The market for talent has loosened considerably; great leadership and strong managers are never easy to attract and retain, but things are far more favorable for recruiting teams than back in 2021. Voluntary turnover rates are at decadal lows, and the pool of available talent is deep (and filling with the unfortunate RIFs and belt-tightening). While there’s always a “war for talent” for the best teams, the “heat of combat” has come down considerably in this market.

Private capital remains abundant by historic measures, even if more risk-averse today, and more focused on assets than platforms. The first quarter of 2025 saw more than $5B in venture funding for biotech, and over the past twelve months there’s been $25B invested. Compared to the same annual period in 2017 and 2018, this is 50% and 25% higher amounts of venture funding, respectively.  And it’s 300-400% higher than at the start of the secular bull cycles in 2013-2014.  Every week there’s a new $100M+ mega-round being announced. So there’s plenty of dry powder, even though it often feels like firms are just sitting on it. While private valuations for emerging companies seeking Series B and later private rounds remain challenging, funding rounds are getting done (though taking longer to close). And those backlogged private companies waiting to go public need to weigh the deep discounts of raising in the private markets (and the significant equity dilution that implies) with the alternative of selling/partnering assets to strengthen their balance sheets. We’ve seen a number of those deals lately.

Stepping back and looking at these long-term dynamics when you are in the midst of the bear market part of the financial cycle is often very difficult. And for investors (and management teams) who are being judged on their monthly or quarterly returns, it’s brutal. These near-term challenges are not to be taken lightly as they have ripple effects and consequences. Redemptions to funds and capitulation to stock prices raises the cost of capital, sometimes beyond existential levels – as we’re seeing in the public markets today.

Big doses of discipline are important medicine for emerging companies to take right now: focusing on portfolio priorities, tightening budgets and belts, exploring partnership alternatives, considering creative mergers, etc….

Multi-year contractions like the one we’re in help to recalibrate the overall number of biotech companies. Flux in this ecosystem determines the equilibrium state: startup creation adds to the system, exits and failures subtract.  Startup creation is down considerably, and while good exits are constrained (IPOs and mergers/acquisitions), failures have accelerated (shutdowns and liquidations/bankruptcies).
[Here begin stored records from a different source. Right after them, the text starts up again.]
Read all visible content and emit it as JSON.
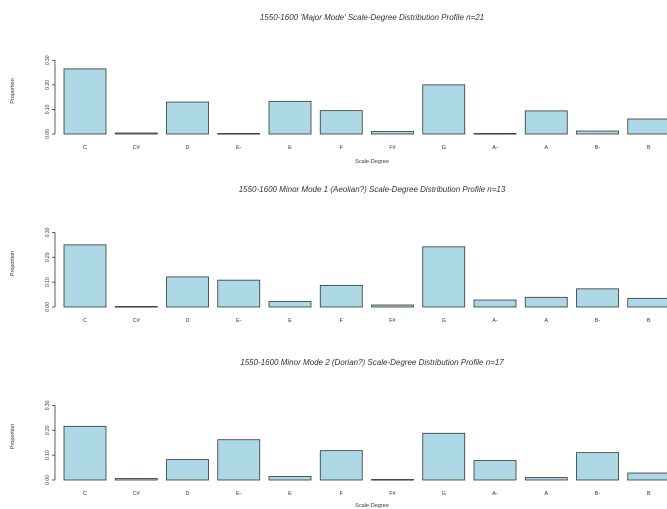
{
  "chart_data": [
    {
      "type": "bar",
      "title": "1550-1600 'Major Mode' Scale-Degree Distribution Profile n=21",
      "xlabel": "Scale-Degree",
      "ylabel": "Proportion",
      "ylim": [
        0,
        0.35
      ],
      "yticks": [
        "0.00",
        "0.10",
        "0.20",
        "0.30"
      ],
      "categories": [
        "C",
        "C#",
        "D",
        "E-",
        "E",
        "F",
        "F#",
        "G",
        "A-",
        "A",
        "B-",
        "B"
      ],
      "values": [
        0.265,
        0.004,
        0.13,
        0.002,
        0.133,
        0.095,
        0.01,
        0.2,
        0.002,
        0.094,
        0.012,
        0.061
      ],
      "bar_color": "#add8e6"
    },
    {
      "type": "bar",
      "title": "1550-1600 Minor Mode 1 (Aeolian?) Scale-Degree Distribution Profile n=13",
      "xlabel": "",
      "ylabel": "Proportion",
      "ylim": [
        0,
        0.35
      ],
      "yticks": [
        "0.00",
        "0.10",
        "0.20",
        "0.30"
      ],
      "categories": [
        "C",
        "C#",
        "D",
        "E-",
        "E",
        "F",
        "F#",
        "G",
        "A-",
        "A",
        "B-",
        "B"
      ],
      "values": [
        0.25,
        0.002,
        0.121,
        0.108,
        0.022,
        0.087,
        0.008,
        0.242,
        0.028,
        0.039,
        0.073,
        0.035
      ],
      "bar_color": "#add8e6"
    },
    {
      "type": "bar",
      "title": "1550-1600 Minor Mode 2 (Dorian?) Scale-Degree Distribution Profile n=17",
      "xlabel": "Scale-Degree",
      "ylabel": "Proportion",
      "ylim": [
        0,
        0.35
      ],
      "yticks": [
        "0.00",
        "0.10",
        "0.20",
        "0.30"
      ],
      "categories": [
        "C",
        "C#",
        "D",
        "E-",
        "E",
        "F",
        "F#",
        "G",
        "A-",
        "A",
        "B-",
        "B"
      ],
      "values": [
        0.216,
        0.006,
        0.082,
        0.162,
        0.014,
        0.118,
        0.002,
        0.188,
        0.078,
        0.01,
        0.11,
        0.028
      ],
      "bar_color": "#add8e6"
    }
  ]
}
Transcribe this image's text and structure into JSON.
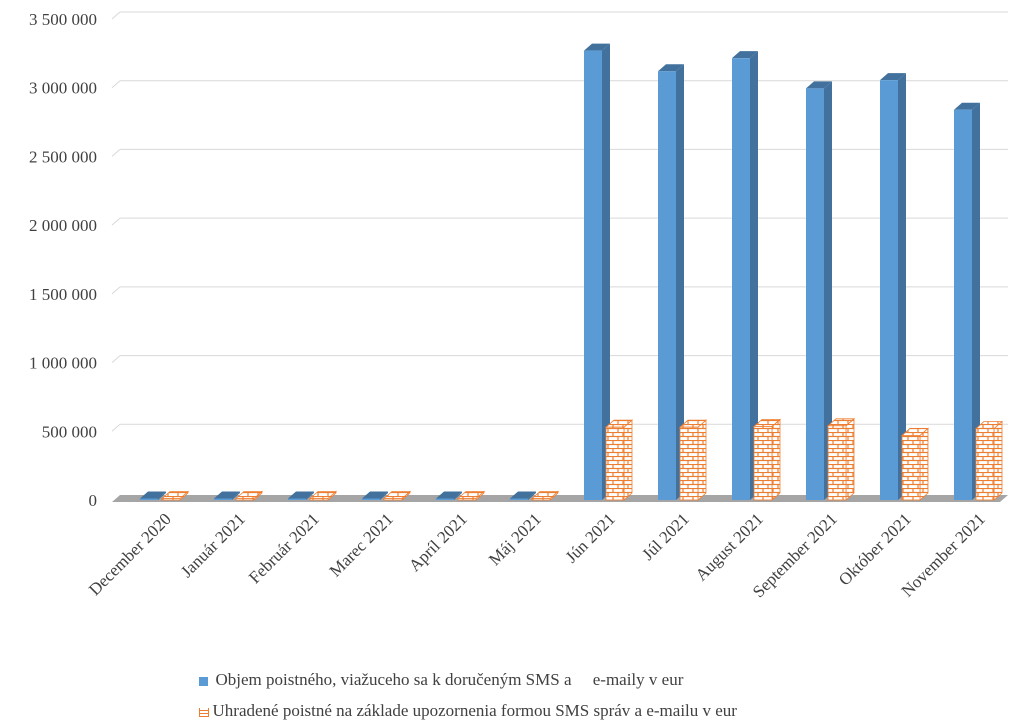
{
  "chart_data": {
    "type": "bar",
    "categories": [
      "December 2020",
      "Január 2021",
      "Február 2021",
      "Marec 2021",
      "Apríl 2021",
      "Máj 2021",
      "Jún 2021",
      "Júl 2021",
      "August 2021",
      "September 2021",
      "Október 2021",
      "November 2021"
    ],
    "series": [
      {
        "name": "Objem poistného, viažuceho sa k doručeným SMS a     e-maily v eur",
        "color": "#5B9BD5",
        "values": [
          0,
          0,
          0,
          0,
          0,
          0,
          3270000,
          3120000,
          3215000,
          2995000,
          3055000,
          2840000
        ]
      },
      {
        "name": "Uhradené poistné na základe upozornenia formou SMS správ a e-mailu v eur",
        "color": "#ED7D31",
        "values": [
          0,
          0,
          0,
          0,
          0,
          0,
          530000,
          530000,
          535000,
          540000,
          470000,
          520000
        ]
      }
    ],
    "yticks": [
      "0",
      "500 000",
      "1 000 000",
      "1 500 000",
      "2 000 000",
      "2 500 000",
      "3 000 000",
      "3 500 000"
    ],
    "ylim": [
      0,
      3500000
    ],
    "grid": true,
    "legend_position": "bottom",
    "style": "3d"
  }
}
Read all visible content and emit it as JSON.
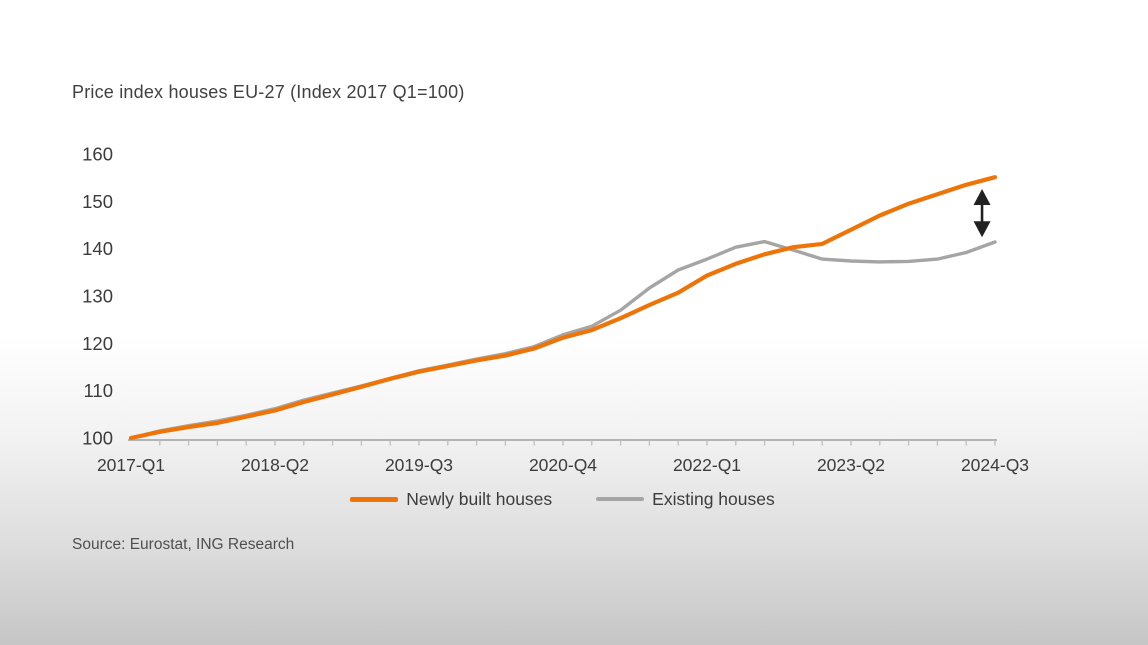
{
  "page": {
    "source": "Source: Eurostat, ING Research"
  },
  "chart_data": {
    "type": "line",
    "title": "Price index houses EU-27 (Index 2017 Q1=100)",
    "categories": [
      "2017-Q1",
      "2017-Q2",
      "2017-Q3",
      "2017-Q4",
      "2018-Q1",
      "2018-Q2",
      "2018-Q3",
      "2018-Q4",
      "2019-Q1",
      "2019-Q2",
      "2019-Q3",
      "2019-Q4",
      "2020-Q1",
      "2020-Q2",
      "2020-Q3",
      "2020-Q4",
      "2021-Q1",
      "2021-Q2",
      "2021-Q3",
      "2021-Q4",
      "2022-Q1",
      "2022-Q2",
      "2022-Q3",
      "2022-Q4",
      "2023-Q1",
      "2023-Q2",
      "2023-Q3",
      "2023-Q4",
      "2024-Q1",
      "2024-Q2",
      "2024-Q3"
    ],
    "series": [
      {
        "name": "Newly built houses",
        "color": "#ee7408",
        "values": [
          100,
          101.3,
          102.3,
          103.2,
          104.5,
          105.8,
          107.6,
          109.2,
          110.8,
          112.5,
          114.0,
          115.2,
          116.4,
          117.4,
          118.9,
          121.2,
          122.8,
          125.3,
          128.1,
          130.7,
          134.3,
          136.8,
          138.8,
          140.3,
          141.0,
          144.0,
          147.0,
          149.5,
          151.5,
          153.5,
          155.1
        ]
      },
      {
        "name": "Existing houses",
        "color": "#a5a5a5",
        "values": [
          100,
          101.5,
          102.6,
          103.6,
          104.8,
          106.2,
          108.0,
          109.5,
          111.0,
          112.6,
          114.2,
          115.4,
          116.7,
          117.8,
          119.3,
          121.8,
          123.6,
          127.0,
          131.7,
          135.5,
          137.8,
          140.3,
          141.5,
          139.7,
          137.8,
          137.4,
          137.2,
          137.3,
          137.8,
          139.2,
          141.4
        ]
      }
    ],
    "ylim": [
      100,
      160
    ],
    "yticks": [
      100,
      110,
      120,
      130,
      140,
      150,
      160
    ],
    "xtick_indices": [
      0,
      5,
      10,
      15,
      20,
      25,
      30
    ],
    "xtick_labels": [
      "2017-Q1",
      "2018-Q2",
      "2019-Q3",
      "2020-Q4",
      "2022-Q1",
      "2023-Q2",
      "2024-Q3"
    ],
    "grid": false,
    "legend_position": "bottom",
    "annotation": {
      "type": "double-headed-vertical-arrow",
      "x_index": 29.55,
      "value_top": 152.6,
      "value_bottom": 142.4,
      "color": "#212121",
      "meaning": "gap between newly built and existing house price index at end of series"
    },
    "axis_color": "#b3b3b3",
    "label_color": "#3c3c3c"
  }
}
So the “flux” favors a smaller overall ecosystem, though this process takes years to reset. Likes pigs going through the snake, biotechs work their way through the system. After four years of this prevailing flux dynamic, the private VC-backed ecosystem that remains is much healthier: the average health of the herd goes up with scarcity.
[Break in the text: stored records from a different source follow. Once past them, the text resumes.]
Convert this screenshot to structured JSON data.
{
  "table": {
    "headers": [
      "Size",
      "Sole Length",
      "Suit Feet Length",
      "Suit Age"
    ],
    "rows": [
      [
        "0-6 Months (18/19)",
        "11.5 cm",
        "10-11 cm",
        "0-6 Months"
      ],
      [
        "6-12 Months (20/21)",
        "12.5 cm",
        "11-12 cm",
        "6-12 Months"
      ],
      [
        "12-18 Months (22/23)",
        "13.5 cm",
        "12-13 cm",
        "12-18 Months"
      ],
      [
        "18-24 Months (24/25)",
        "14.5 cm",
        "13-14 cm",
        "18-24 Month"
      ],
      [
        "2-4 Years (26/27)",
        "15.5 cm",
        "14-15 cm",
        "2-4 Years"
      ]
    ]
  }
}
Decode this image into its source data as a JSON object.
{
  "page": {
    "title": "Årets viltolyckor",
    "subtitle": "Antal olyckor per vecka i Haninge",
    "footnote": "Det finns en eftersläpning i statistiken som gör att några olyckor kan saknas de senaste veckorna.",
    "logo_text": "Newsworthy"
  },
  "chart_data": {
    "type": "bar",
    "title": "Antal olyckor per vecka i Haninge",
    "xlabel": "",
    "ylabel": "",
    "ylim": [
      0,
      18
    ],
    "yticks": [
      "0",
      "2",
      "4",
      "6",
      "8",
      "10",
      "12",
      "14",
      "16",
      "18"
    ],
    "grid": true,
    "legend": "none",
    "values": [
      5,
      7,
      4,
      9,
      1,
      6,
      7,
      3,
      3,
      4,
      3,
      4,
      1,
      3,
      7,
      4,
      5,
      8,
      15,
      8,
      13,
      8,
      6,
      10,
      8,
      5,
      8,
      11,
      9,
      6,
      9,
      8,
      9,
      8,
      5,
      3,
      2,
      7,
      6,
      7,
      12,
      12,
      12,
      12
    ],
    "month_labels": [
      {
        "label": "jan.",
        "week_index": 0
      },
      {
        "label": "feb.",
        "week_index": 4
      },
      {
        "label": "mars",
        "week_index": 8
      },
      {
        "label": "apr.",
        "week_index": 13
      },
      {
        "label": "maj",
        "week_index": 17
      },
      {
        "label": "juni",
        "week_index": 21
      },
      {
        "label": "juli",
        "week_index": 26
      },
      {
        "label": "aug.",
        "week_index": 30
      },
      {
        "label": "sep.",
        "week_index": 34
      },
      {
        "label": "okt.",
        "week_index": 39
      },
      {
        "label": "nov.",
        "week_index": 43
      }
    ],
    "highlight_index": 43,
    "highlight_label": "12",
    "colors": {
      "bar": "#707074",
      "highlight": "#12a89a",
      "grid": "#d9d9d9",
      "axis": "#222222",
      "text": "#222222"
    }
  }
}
But it’s also important to remember that great companies are often born out of tougher times. Alnylam was started in the nuclear winter of 2002. Nimbus was formed in the spring of 2009, at the bottom of the markets. Kymera was being formulated in the late 2015/early 2016 bear market.

The startups that are being created today – the few and the proud – will likely be the emerging stars of 2030’s. It takes years to go from idea to clinical proof of concept in patients; unless you’re a startup being formed with existing drug candidates, it’s unlikely a de novo discovery startup will have true clinical PoC before the end of the decade (only five years away). As an early-stage venture investor, a core part of our job to help enable these future winners – by creating, funding, building and scaling the next generation.